Africa: A Dump Site for Global Toxic Waste?

The use of Africa as a dumping site for hazardous waste from industrialized nations is an old news. The issue resurfaced again some weeks ago in Ivory Coast.

Very few African blogs covered this, I could find just a handful on google search. This is one issue the African blogosphere flunked bigtime!

A recap of recent toxic garbage that found some cheap sites in Africa:

International agencies "have confirmed 400 tonnes of gasoline residue were dumped at between 10 and 14 sites in Abidjan on the 19 and 20 August."-- IRIN, (2006).

The same ship attempted to dump this waste in Amsterdam, a month earlier, according to the CNN.

"...Large quantities of obsolete computers, televisions, mobile phones, and other used electronic equipment exported from USA and Europe to Lagos, Nigeria for "re-use and repair" are ending up gathering dust in warehouses or being dumped and burned near residences in empty lots..." -- University of Texas (2005).

"Around 50 thousand tonnes of pesticides have ended up in Africa - 270 tonnes of which are stored in Mali, one of the continents poorest countries..." -- WWF, an independent conservation agency (2004).
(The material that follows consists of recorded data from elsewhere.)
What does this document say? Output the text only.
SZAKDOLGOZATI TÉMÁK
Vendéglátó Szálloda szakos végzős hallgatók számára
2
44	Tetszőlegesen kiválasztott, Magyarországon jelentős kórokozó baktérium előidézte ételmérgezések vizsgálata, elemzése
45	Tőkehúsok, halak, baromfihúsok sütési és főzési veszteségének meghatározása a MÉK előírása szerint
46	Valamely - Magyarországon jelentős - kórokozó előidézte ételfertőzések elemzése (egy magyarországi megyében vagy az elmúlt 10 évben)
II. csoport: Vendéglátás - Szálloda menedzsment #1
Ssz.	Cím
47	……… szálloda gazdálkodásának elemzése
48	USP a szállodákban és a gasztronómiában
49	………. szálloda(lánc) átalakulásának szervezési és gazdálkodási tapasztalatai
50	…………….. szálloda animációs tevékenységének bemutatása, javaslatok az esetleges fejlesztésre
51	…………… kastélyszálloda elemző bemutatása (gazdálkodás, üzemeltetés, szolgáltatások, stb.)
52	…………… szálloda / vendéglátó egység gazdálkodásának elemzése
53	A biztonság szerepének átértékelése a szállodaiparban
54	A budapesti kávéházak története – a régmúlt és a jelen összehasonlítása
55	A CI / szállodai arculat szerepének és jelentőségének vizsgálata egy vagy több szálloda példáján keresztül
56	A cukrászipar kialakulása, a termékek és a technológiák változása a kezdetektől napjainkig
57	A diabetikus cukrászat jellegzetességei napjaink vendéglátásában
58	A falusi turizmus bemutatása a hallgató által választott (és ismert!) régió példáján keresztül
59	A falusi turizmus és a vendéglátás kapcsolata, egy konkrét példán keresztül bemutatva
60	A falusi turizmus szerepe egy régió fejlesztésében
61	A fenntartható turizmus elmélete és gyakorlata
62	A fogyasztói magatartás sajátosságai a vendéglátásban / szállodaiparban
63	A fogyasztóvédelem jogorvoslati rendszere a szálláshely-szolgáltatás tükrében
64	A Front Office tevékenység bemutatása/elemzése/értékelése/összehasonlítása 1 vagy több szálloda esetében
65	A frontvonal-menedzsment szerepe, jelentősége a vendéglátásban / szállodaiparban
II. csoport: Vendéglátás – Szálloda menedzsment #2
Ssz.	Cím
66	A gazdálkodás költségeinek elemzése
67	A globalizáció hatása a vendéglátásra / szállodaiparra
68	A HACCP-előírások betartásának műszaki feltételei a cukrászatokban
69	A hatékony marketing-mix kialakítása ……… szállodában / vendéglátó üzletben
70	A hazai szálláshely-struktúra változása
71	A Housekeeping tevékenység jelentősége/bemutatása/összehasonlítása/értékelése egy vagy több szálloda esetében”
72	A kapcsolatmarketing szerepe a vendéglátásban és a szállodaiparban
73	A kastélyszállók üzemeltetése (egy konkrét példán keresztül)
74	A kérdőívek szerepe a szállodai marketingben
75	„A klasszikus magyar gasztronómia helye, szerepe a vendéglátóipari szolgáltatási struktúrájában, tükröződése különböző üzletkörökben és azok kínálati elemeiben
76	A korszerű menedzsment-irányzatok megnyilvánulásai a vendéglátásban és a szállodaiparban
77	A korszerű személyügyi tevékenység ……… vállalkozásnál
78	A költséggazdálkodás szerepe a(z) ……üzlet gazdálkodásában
"Two Italian ships will be sent to retrieve several tons of unspecified toxic waste left in Koko, a Nigerian port...Nigeria said hundreds of drums of toxic waste have been illegally shipped from Italy to Koko. The Italian company that shipped the waste said the delivery was authorized." -- New York Times (1988).

"During the Somali civil war hazardous waste was dumped in this
African nation by industrialized countries. The alleged
perpetrators were Italian and Swiss firms..." -- TED Case studies #64

Guernica Chemicals, a British company in South Africa received "thousands of tonnes of chemical waste in the 1980s and early 1990s from the United States and European companies, including American Cyanamid and Borden Chemicals, to be reprocessed. All that remains of the facility, since the South African government forced the company to stop operations in 1994, are rusty and corroded machinery." -- Afrol News

The Basel Convention, an internation treaty is "devoted to setting up a framework for controlling the 'transboundary' movements of hazardous wastes, that is, the movement of hazardous wastes across international frontiers"; however, Afghanistan, Haiti, United States of America have not ratified it. While the U.S isn't the sole source of toxic waste, its failure to ratify the treaty speaks volume to its orientation toward toxic waste traffiking.

Slate, an American online magazine states "in the United States the story has been largely relegated to tiny squibs in the "World Briefs" sections of newspapers - if it has been covered at all."

I wouldn't bother ranting any more, the excerpts listed above say it all: the admixture of poverty and ignorance is lethal!